At the same time, Dr. Parthiv Haldipur, a neuroscientist at Seattle Children's Research Institute, had been working with colleagues at Newcastle University, a public research university based in Newcastle upon Tyne in Northeast England, and University College in London. Both schools hold a similar repository of fetal tissue, the Human Developmental Biology Resource.
By accessing tissues from both locations, Aldinger and her team obtained a sufficient number of tissues to study fetal cerebella in-depth, allowing them to have tissue samples ranging in age from nine to 10 weeks post-conception. Haldipur, an honorary research associate at University College in London, noted that the fetal cerebellum samples from the UK were comparable in quality to those of the UW.
“By providing us with tissue for analysis, our collaborators in the UK and the University of Washington offered a unique and highly valuable resource,” Haldipur said. “We have developed excellent working relationships with the coordinators at each site and over the years, maximized the use of preserved specimens. Through our collaboration with bioengineers at UW we were able to implement the latest techniques to process tissue and sequence RNA from single cells.”
Haldipur and Aldinger have “synergistic expertise and perspectives” regarding cerebellar development, Aldinger said.
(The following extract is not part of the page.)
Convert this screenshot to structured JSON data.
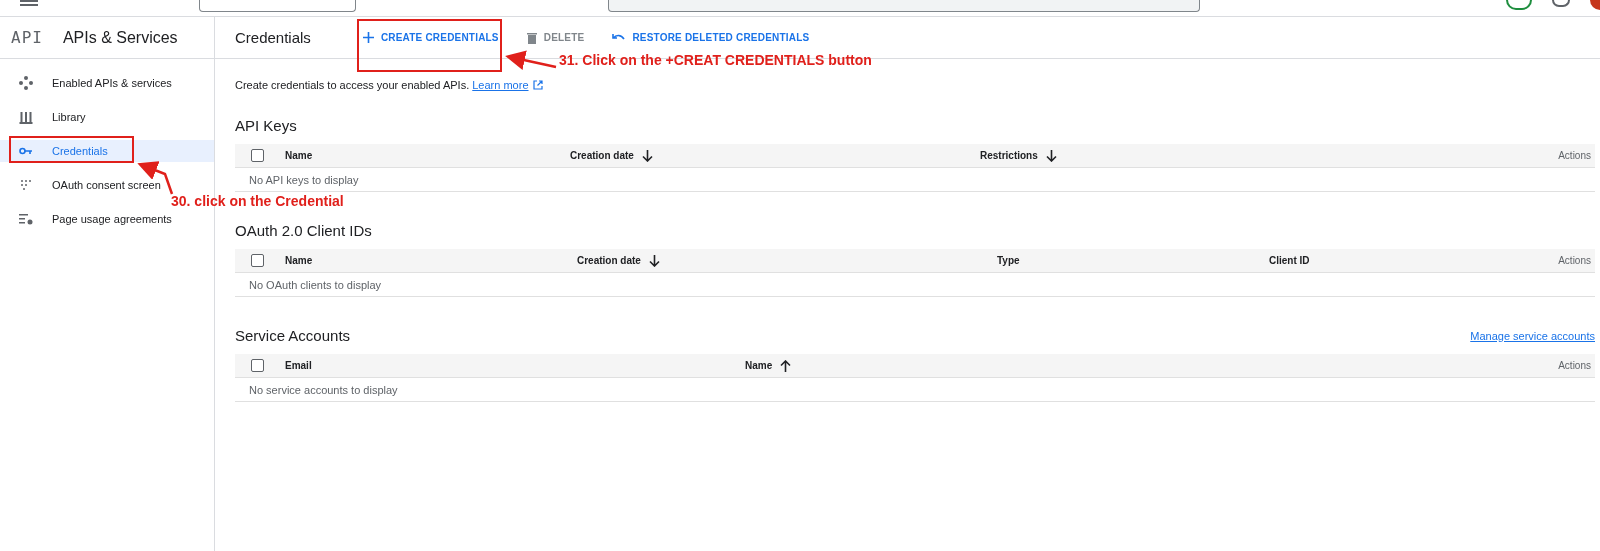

He is versed in anatomy and histopathology, while Aldinger’s expertise is in molecular genetics, especially transcriptomics. They approach their research, she said, in different, but complementary ways.
Moreover, Haldipur worked closely on this study with Dr. Paula Alexandre of the University College in London’s Institute of Child Health. Alexandre is devoted to understanding the cellular and molecular mechanisms underlying brain cells’ behavior, proliferation and differentiation. This project with Haldipur and Aldinger was an obvious complement to her research, and she sees the likelihood of working together in the future.
“We will make use of our complementary knowledge and skills and I expect we will continue working together on the characterization of human cerebellum development,” Alexandre said.
Haldipur put the study Aldinger led into context for researchers focusing on the first three years of the brain’s development.
“This paper provided valuable information on the changes in cellular diversity taking place during normal human cerebellar development,” he said. “If we are to understand the mechanisms of human disease, including devastating childhood tumors and cerebellar birth defects, it is important to extend our work beyond the characterization of normal development. This study is only the tip of the iceberg.”